その成果発表のためのDEMODAYが、2022年2月22日に行われた。これから日本を変えていくかもしれない行政✕スタートアップ・中小企業の取組を特集していく。
イノベーションは、『オープンな形で知恵を出し合うこと』で生まれる
「そもそもイノベーションとは何か?」
内閣府科学技術イノベーション推進事務局企画官の宇田川氏(以下、宇田川)は、DEMODAYの始まりに、そう問い掛け、自身の考えを述べた。
“宇田川:イノベーションとは様々な知識や技術を持つ研究者の方、企業団体の皆様、日本全体、それぞれの方々が属するコミュニティやグループが抱える大小さまざまな『社会的課題』に対して、立場や組織の壁を越えて、『オープンな形で知恵を出し合うこと』で生まれてくるものであると思います。(内閣府OIC2021 DEMODAYの発言から抜粋)”
この言葉に全てが包含されているかどうかは、ひとによりけり、解釈によりけりかもしれない。しかし、より大きなイノベーションにおいて『オープンな形で知恵を出し合うこと』の重要性を否定する人は多くないだろう。
ただ、この言葉は内閣府OICの精神性を良く表していると感じる。
内閣府OICを一言で表現すれば『行政の抱える課題を、スタートアップの技術・アイデアで解決する取組』だ。組織、業界の垣根を超える際に隔てているクレバスが大きい程にオープンであることは成功を握る。

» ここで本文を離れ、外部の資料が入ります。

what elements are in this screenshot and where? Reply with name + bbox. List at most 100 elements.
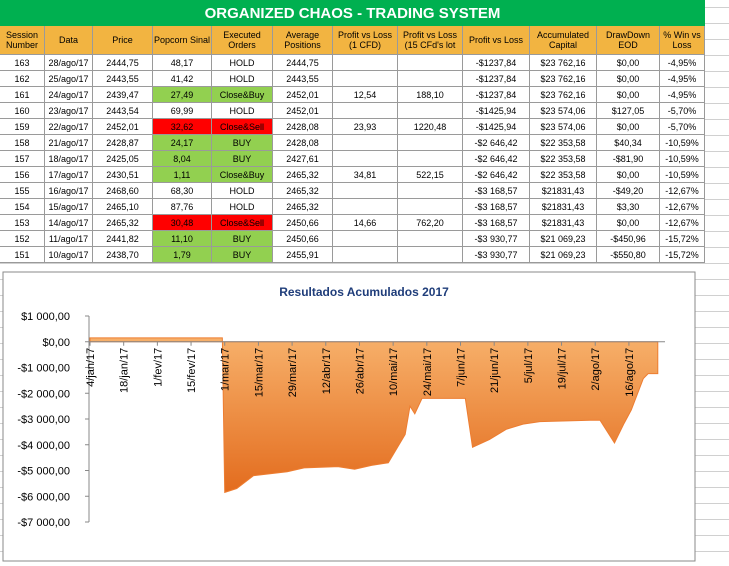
x-tick-label: 19/jul/17 (557, 348, 569, 390)
table-cell: 27,49 (153, 87, 212, 103)
table-cell: 23/ago/17 (45, 103, 93, 119)
column-header: DrawDown EOD (597, 26, 660, 55)
table-cell: 161 (0, 87, 45, 103)
table-cell: 2441,82 (93, 231, 153, 247)
table-cell: 153 (0, 215, 45, 231)
table-cell: 87,76 (153, 199, 212, 215)
table-cell: 68,30 (153, 183, 212, 199)
x-tick-label: 24/mai/17 (422, 348, 434, 396)
table-cell: $0,00 (597, 215, 660, 231)
table-cell: 2452,01 (273, 87, 333, 103)
table-cell: -$1425,94 (463, 119, 530, 135)
table-cell: -15,72% (660, 247, 705, 263)
table-cell: $0,00 (597, 87, 660, 103)
column-header: Popcorn Sinal (153, 26, 212, 55)
x-tick-label: 4/jan/17 (85, 348, 97, 387)
table-cell: Close&Sell (212, 215, 273, 231)
x-tick-label: 15/mar/17 (253, 348, 265, 398)
table-cell: -$2 646,42 (463, 151, 530, 167)
table-cell: -$3 168,57 (463, 199, 530, 215)
table-cell: $0,00 (597, 55, 660, 71)
table-cell: 2452,01 (93, 119, 153, 135)
table-cell: 25/ago/17 (45, 71, 93, 87)
column-header: % Win vs Loss (660, 26, 705, 55)
table-cell (333, 199, 398, 215)
table-cell: 41,42 (153, 71, 212, 87)
x-tick-label: 18/jan/17 (119, 348, 131, 393)
table-cell: 163 (0, 55, 45, 71)
table-cell: $23 762,16 (530, 71, 597, 87)
table-cell: -$550,80 (597, 247, 660, 263)
table-cell: $23 762,16 (530, 55, 597, 71)
table-cell (333, 231, 398, 247)
table-cell: 762,20 (398, 215, 463, 231)
y-tick-label: -$3 000,00 (17, 414, 70, 426)
table-cell: $40,34 (597, 135, 660, 151)
table-cell: 2452,01 (273, 103, 333, 119)
table-cell: $3,30 (597, 199, 660, 215)
table-cell: 2444,75 (273, 55, 333, 71)
table-cell: 2465,10 (93, 199, 153, 215)
table-cell: 2428,08 (273, 119, 333, 135)
chart-title: Resultados Acumulados 2017 (279, 285, 449, 299)
table-cell: 159 (0, 119, 45, 135)
table-cell: $21 069,23 (530, 231, 597, 247)
table-cell: 2443,54 (93, 103, 153, 119)
table-cell: Close&Sell (212, 119, 273, 135)
table-cell: 24/ago/17 (45, 87, 93, 103)
table-cell: 2468,60 (93, 183, 153, 199)
table-cell: 160 (0, 103, 45, 119)
x-tick-label: 7/jun/17 (456, 348, 468, 387)
table-cell: -5,70% (660, 103, 705, 119)
table-cell: -10,59% (660, 151, 705, 167)
table-cell (398, 55, 463, 71)
table-cell: -$81,90 (597, 151, 660, 167)
y-tick-label: -$5 000,00 (17, 466, 70, 478)
table-cell: BUY (212, 135, 273, 151)
table-cell (333, 135, 398, 151)
table-cell: 2455,91 (273, 247, 333, 263)
table-cell: 2428,08 (273, 135, 333, 151)
table-cell: -$3 168,57 (463, 215, 530, 231)
table-cell (398, 135, 463, 151)
table-cell: BUY (212, 151, 273, 167)
table-cell: 2428,87 (93, 135, 153, 151)
x-tick-label: 29/mar/17 (287, 348, 299, 398)
table-cell: -12,67% (660, 215, 705, 231)
column-header: Data (45, 26, 93, 55)
table-cell: 2443,55 (273, 71, 333, 87)
table-cell: 18/ago/17 (45, 151, 93, 167)
column-header: Session Number (0, 26, 45, 55)
table-cell: 2439,47 (93, 87, 153, 103)
table-cell: 188,10 (398, 87, 463, 103)
table-cell: 157 (0, 151, 45, 167)
table-cell: HOLD (212, 55, 273, 71)
table-cell: -$450,96 (597, 231, 660, 247)
table-cell: 10/ago/17 (45, 247, 93, 263)
table-cell: BUY (212, 231, 273, 247)
table-cell: $21 069,23 (530, 247, 597, 263)
table-cell: 23,93 (333, 119, 398, 135)
table-cell: -$3 930,77 (463, 231, 530, 247)
table-cell: 2425,05 (93, 151, 153, 167)
x-tick-label: 12/abr/17 (321, 348, 333, 394)
y-tick-label: -$2 000,00 (17, 388, 70, 400)
column-header: Executed Orders (212, 26, 273, 55)
table-cell (398, 103, 463, 119)
table-cell: $22 353,58 (530, 135, 597, 151)
table-cell: Close&Buy (212, 167, 273, 183)
table-cell: 158 (0, 135, 45, 151)
x-tick-label: 1/mar/17 (220, 348, 232, 391)
table-cell: 2465,32 (273, 199, 333, 215)
table-cell: -$1237,84 (463, 71, 530, 87)
table-cell: $23 762,16 (530, 87, 597, 103)
table-cell: 28/ago/17 (45, 55, 93, 71)
table-cell: 32,62 (153, 119, 212, 135)
table-cell: 151 (0, 247, 45, 263)
x-tick-label: 1/fev/17 (152, 348, 164, 387)
table-cell: 2450,66 (273, 215, 333, 231)
column-header: Price (93, 26, 153, 55)
table-cell: HOLD (212, 103, 273, 119)
table-cell: $22 353,58 (530, 167, 597, 183)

また、この内閣府OIC2021のメリットを、株式会社野村総合研究所アーバンイノベーションコンサルティング部グループマネージャー徳重氏は、DEMODAYで『一粒で2度美味しい』と言い表したが言い得て妙だ。
“徳重:それによって産業振興・グロースハック、行政の課題解決を『一粒で2度美味しい』をやってしまおうというのが、このオープンイノベーションチャレンジだと思いますし、古くは欧米のSBIR(※1)、そして日本版SBIR(※2)の一丁目一番地の事業ではないかなと思っております。(内閣府OIC2021 DEMODAYの発言から抜粋)”
※1,2:SBIR(Small Business Innovation Research)とは、政府が中小企業による研究技術開発とその成果の事業化を一貫して支援する制度。日本版SIBRは、中小企業技術革新制度と呼ばれ、新技術開発の補助金・委託費によって、中小企業への支出機会増大を図るなどの支援をしている。(日本版SIBR公式サイト:https://sbir.smrj.go.jp/)
こうした話を書くと「オープンイノベーションは銀の銃弾ではない」なんて批判が来る。事業者の立場で行政と新事業を立ちあげるべく奮闘した経験がある筆者も、これは痛感している。
しかし、銀の銃弾ではないということは、有用な手段ではないということではない。
実際に今回の内閣府OIC2021のDEMODAYを聞いていて、改めてそう感じた。
オープンイノベーションに限った話ではないだろうが、当事者が銀の銃弾等というアリもしないものに縋ることもなく、汗を流して、実るべき結果に向けて挑戦をすれば、解決の糸口は見えてくるものだ。
確かな“ペイン”に基づいた6つの社会課題
当初、募集されたテーマは「海洋」、「農林水産」、「インフラ」、「安心・安全」、「防災」、「教育」、「ダイバーシティ」、「ヘルスケア」、「モビリティ」、「ロボット」の計10のカテゴリーであった。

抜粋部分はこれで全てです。